Em setembro, produção industrial cresce 0,5% | FinanceOne
Conversor de moedas Transferência internacional

Veja a cotação do Dólar Hoje, Euro hoje e Bitcoin hoje.




Em setembro, produção industrial cresce 0,5%


São Paulo, 01/11 (Enfoque) –

 

Setembro 2016 / Agosto 2016
0,5%
Setembro 2016 / Setembro 2015
-4,8%
Acumulado 2016
-7,8%
Acumulado 12 meses
-8,8%
Média Móvel Trimestral
-1,1%

Em setembro de 2016, a produção industrial do país subiu 0,5% frente a agosto, na série com ajuste sazonal. A média móvel trimestral recuou (-1,1%). Na série sem ajuste sazonal, no confronto com setembro de 2015, a indústria recuou (-4,8%). Foi a trigésima primeira taxa negativa consecutiva nessa comparação e a menos intensa desde junho de 2015 (-2,6%). Houve recuos no fechamento do terceiro trimestre de 2016 (-5,5%), no acumulado do ano (-7,8%) e no acumulado dos últimos doze meses (-8,8%). A publicação completa da Pesquisa Industrial Mensal (PIM-PF) pode ser acessada aqui.

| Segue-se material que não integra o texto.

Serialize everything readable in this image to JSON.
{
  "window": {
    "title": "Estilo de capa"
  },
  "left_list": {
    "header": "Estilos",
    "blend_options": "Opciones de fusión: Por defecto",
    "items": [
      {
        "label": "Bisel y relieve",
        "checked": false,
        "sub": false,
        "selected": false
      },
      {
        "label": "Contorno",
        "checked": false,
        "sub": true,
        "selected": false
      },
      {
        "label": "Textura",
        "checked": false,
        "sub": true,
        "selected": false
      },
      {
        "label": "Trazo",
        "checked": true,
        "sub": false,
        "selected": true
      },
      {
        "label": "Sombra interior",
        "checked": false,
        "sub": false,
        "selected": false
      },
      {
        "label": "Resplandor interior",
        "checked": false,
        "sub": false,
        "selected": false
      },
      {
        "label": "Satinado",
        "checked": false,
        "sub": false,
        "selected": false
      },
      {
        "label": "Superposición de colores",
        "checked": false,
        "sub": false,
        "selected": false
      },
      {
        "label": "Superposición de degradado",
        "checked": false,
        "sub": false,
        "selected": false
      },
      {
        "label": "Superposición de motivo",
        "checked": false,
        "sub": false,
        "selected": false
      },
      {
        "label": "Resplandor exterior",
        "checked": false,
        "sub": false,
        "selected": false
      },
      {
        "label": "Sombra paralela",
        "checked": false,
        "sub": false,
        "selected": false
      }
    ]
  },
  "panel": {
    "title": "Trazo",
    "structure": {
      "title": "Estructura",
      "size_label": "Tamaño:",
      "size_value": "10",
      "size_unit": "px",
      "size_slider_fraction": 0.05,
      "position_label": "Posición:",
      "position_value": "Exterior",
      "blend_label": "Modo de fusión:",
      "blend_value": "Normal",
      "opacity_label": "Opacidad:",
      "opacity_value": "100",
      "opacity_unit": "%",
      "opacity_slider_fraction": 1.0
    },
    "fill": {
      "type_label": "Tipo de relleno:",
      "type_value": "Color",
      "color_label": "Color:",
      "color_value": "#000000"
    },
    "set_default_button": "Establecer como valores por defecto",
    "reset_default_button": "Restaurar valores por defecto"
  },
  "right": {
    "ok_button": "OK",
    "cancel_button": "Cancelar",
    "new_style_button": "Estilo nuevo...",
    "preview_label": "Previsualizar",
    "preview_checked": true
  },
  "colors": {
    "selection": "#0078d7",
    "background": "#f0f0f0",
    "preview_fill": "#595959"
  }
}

Indicadores da Produção Industrial por Grandes Categorias Econômicas
Brasil – Setembro de 2016

 
Grandes Categorias
Econômicas
Variação (%)
Setembro 2016/ Agosto 2016*
Setembro 2016/
Setembro 2015
Acumulado Janeiro-Setembro
Acumulado nos Últimos 12 Meses
Bens de Capital
-5,1
-7,2
-15,0
-19,8
Bens Intermediários
1,2
-4,1
-7,6
-8,1
Bens de Consumo
-0,5
-5,7
-6,4
-7,6
   Duráveis
1,9
-6,5
-18,6
-21,2
   Semiduráveis e não Duráveis
-1,0
-5,5
-3,1
-3,9
Indústria Geral
0,5
-4,8
-7,8
-8,8

Fonte: IBGE, Diretoria de Pesquisas, Coordenação de Indústria.
*Série com ajuste sazonal

A produção industrial voltou a crescer, mas entre os ramos industriais ainda predominam taxas negativas. A indústria do país está 20,7% abaixo do nível recorde alcançado em junho de 2013. A média móvel trimestral (-1,1%) acelerou o ritmo de perda frente à média de agosto (-0,7%), quando interrompeu uma série de três altas consecutivas: maio (0,7%), junho (0,7%) e julho (0,6%).

De agosto para setembro, apenas 9 dos 24 ramos industriais cresceram

Na passagem de agosto para setembro de 2016, somente duas das quatro grandes categorias econômicas e 9 dos 24 ramos pesquisados apontaram expansão na produção. Entre os setores, as principais influências positivas foram registradas por produtos alimentícios (6,4%), indústrias extrativas (2,6%) e veículos automotores, reboques e carrocerias (4,8%), com o primeiro recuperando parte do recuo de 8,0% verificado em agosto; o segundo eliminando a queda de 1,7% observada no mês anterior; e o último voltando a crescer após acumular perda de 12,0% nos meses de julho e agosto.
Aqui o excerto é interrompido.